Study asserts link between stronger patent protections and healthcare costs

by Leo Almazora17 Oct 2016
A new book penned by several industry-leading authorities has found that stronger patent protection for drugs and medical devices worldwide could lower costs in Canada, spur innovation, and save lives.

The editor of the new publication Intellectual Property Rights and the Promotion of Biologics, Medical Devices, and Trade in Pharmaceuticals was Steven Globerman, a senior fellow at the Fraser Institute and Kaiser Professor of International Business at Western Washington University. “Stronger patent protections would encourage the development of new drugs and medical devices, which could improve and even save the lives of Canadians," he explained.

Small and developing countries currently find and exploit weaknesses in intellectual property rights (IPR) laws, including those covering patents, to produce or procure generic pharmaceutical drugs and medical devices more cheaply.

This drives the original innovator companies to attempt to recover their significant research and development costs by charging higher prices to patients and healthcare systems in developed countries such as the U.S. and Canada.

One policy workaround recommended by the book, at least until stronger patent protections are set up around the world, is to streamline cross-border regulations for pharmaceutical products, which should help reduce prices for patients and healthcare systems.

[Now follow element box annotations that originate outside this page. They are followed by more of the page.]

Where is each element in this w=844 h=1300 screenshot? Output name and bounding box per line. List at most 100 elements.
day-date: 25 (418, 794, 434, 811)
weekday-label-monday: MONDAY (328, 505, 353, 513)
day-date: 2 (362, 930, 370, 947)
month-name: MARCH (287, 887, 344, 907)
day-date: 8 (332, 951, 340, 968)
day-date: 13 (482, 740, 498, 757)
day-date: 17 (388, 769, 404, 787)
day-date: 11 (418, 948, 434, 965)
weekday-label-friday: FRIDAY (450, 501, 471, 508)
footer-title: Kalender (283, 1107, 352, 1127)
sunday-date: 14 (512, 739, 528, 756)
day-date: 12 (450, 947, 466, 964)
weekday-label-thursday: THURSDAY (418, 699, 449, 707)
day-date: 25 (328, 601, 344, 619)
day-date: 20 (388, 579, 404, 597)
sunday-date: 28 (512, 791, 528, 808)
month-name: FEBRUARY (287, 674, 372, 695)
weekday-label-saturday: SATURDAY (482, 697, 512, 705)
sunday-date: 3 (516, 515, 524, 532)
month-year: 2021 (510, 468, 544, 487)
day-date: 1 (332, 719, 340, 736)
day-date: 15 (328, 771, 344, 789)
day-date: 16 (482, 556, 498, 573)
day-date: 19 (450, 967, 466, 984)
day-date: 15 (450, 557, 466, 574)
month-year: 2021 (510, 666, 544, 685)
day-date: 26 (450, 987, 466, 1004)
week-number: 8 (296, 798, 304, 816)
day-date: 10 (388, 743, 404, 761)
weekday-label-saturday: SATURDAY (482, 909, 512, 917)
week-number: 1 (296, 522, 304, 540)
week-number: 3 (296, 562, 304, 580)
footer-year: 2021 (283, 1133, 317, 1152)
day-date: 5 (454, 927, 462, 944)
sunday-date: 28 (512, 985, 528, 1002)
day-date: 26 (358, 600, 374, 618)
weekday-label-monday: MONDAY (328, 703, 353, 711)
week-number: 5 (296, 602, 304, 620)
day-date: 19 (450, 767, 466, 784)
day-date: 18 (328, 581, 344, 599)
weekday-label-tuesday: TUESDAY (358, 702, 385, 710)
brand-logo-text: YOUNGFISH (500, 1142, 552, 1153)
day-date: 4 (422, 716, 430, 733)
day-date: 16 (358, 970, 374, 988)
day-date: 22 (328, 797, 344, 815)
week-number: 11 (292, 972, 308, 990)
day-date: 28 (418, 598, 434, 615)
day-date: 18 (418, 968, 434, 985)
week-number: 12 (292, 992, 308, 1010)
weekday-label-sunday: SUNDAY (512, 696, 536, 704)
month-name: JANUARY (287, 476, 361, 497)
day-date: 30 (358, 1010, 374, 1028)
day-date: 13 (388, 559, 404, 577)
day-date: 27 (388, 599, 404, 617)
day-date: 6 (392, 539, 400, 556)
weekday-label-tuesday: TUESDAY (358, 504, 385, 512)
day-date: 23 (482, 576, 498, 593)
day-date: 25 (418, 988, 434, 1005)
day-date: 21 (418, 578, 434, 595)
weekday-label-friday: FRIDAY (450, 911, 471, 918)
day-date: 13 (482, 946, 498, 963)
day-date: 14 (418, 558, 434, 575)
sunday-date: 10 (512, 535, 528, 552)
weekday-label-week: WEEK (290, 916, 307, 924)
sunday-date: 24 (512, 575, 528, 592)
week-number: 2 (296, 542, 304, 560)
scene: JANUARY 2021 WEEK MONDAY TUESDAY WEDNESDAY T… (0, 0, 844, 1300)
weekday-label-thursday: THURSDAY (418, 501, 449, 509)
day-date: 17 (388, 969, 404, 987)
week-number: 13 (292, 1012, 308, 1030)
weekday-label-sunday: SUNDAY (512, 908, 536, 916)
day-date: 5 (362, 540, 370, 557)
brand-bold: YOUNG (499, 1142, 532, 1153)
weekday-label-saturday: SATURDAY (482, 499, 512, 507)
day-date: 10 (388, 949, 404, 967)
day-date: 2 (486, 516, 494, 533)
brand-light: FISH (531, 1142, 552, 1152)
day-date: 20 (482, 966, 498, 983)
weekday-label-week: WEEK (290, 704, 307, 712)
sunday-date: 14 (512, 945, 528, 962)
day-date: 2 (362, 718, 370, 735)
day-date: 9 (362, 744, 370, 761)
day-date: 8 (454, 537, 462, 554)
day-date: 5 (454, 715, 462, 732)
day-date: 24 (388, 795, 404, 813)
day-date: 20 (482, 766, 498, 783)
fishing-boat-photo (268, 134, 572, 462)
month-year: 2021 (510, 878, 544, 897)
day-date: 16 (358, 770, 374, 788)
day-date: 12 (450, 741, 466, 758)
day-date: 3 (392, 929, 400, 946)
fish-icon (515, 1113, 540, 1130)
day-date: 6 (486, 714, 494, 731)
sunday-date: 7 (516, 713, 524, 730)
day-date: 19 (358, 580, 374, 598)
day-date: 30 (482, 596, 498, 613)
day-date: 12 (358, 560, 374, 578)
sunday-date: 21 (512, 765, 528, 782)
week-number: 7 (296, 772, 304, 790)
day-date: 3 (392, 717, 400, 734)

Trade policy could also be useful in bolstering patent protection for drugs and medical devices, as is the case for the Trans-Pacific Partnership. Unfortunately, rising protectionist sentiment from the U.S. and other countries is putting the future of the TPP in question.

The issue of weak IPR protections can especially impact the emerging field of biologics, which involves the genetic engineering of living cells. Development in this field can cost 22 times more than for non-biologic drugs, which means those who invest in such potentially life-saving innovations need a stronger guarantee of recovered investment through stronger protections.

"Emerging technology offers great promise for life-enhancing and life-extending new drugs and medical devices, but companies must be rewarded for the substantial costs and risks of developing these products or we may see less innovation and development as a result," said Globerman.